No campo sanitário e fitossanitário, o alinhamento com as exigências europeias é determinante. Isso inclui certificações de estabelecimentos, padrões de higiene, controles de resíduos e protocolos de inspeção. O Mercosul já opera há anos com esses requisitos, o que reduz a curva de aprendizagem para quem exporta com frequência. A novidade do acordo é a previsibilidade: listas de exigências mais transparentes, procedimentos harmonizados e prazos definidos para resposta a pedidos de habilitação. Com isso, empresas podem planejar volumes, contratos e logística com menor risco de bloqueios inesperados na fronteira.

Detalhes do acordo: reduções, cotas e setores sensíveis

O Executivo europeu define o pacto com o Mercosul como o maior já firmado em redução de tarifas, medido pela amplitude de cobertura e pelo valor agregado do comércio envolvido. A lógica é criar um calendário claro de abertura, preservando a capacidade de resposta em produtos que concentram renda de produtores e emprego regional. Na prática, a combinação de quotas, estágios de corte e salvaguardas procura atenuar choques e permitir ajustes graduais. Para as empresas, esse mapa dá previsibilidade para investimentos e contratos de longo prazo, ao mesmo tempo em que reforça a necessidade de gestão ativa das regras.

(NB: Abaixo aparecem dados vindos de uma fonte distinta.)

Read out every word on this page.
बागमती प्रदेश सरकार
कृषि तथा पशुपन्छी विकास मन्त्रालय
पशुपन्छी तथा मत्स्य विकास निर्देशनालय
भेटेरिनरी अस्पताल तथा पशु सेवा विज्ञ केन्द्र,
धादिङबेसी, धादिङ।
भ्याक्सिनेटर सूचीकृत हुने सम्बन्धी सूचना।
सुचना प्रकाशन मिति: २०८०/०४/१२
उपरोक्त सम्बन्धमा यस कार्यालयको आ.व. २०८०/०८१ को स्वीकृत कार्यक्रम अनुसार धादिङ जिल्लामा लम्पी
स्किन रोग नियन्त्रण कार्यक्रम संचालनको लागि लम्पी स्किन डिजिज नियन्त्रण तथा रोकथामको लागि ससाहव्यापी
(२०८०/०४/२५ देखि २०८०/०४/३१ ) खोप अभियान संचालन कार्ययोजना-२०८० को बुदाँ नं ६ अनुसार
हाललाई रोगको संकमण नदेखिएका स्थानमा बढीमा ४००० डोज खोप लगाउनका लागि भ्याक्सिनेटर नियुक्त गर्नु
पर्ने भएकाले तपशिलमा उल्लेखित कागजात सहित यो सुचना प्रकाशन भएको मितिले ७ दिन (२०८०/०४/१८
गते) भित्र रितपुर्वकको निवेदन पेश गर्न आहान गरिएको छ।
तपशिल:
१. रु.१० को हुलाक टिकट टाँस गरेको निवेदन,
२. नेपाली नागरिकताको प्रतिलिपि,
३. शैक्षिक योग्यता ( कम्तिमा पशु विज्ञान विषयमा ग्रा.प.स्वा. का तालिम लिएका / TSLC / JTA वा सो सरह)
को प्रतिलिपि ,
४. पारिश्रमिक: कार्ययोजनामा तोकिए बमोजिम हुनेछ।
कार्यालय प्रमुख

Entre os pontos destacados, aparecem concessões cruzadas em laticínios, carnes, etanol e bens industriais. Do lado europeu, há interesse explícito em maior previsibilidade para a cadeia automotiva, na qual fabricantes buscam encaixar o Mercosul como polo de complementariedade. Do lado sul-americano, a prioridade recai sobre itens agro, com os ajustes das cotas e a redução de tarifas fora da cota contribuindo para tornar operações viáveis. A seguir, o quadro sintético com os principais tópicos divulgados até aqui.

  • Reduções tarifárias: o Mercosul removerá impostos sobre 91% das exportações da UE ao longo de 15 anos; a UE eliminará tarifas sobre 92% das exportações do Mercosul em 10 anos.
  • Cotas agrícolas: a UE oferecerá mais 99.000 toneladas métricas para carne bovina, além de cotas para aves, suínos, açúcar, etanol, arroz, mel, milho e milho doce; o Mercosul dará à UE 30.000 toneladas isentas para queijos.
  • Indicações geográficas: reconhecimento de 350 denominações europeias, com regras de proteção e uso.
  • Minerais essenciais: a UE vê no Mercosul um parceiro para reduzir dependência de fornecedores concentrados, com isenção de imposto para a maioria desses materiais.
  • Salvaguardas: medidas possíveis para lidar com perturbações de mercado, com gatilhos objetivos e prazos definidos.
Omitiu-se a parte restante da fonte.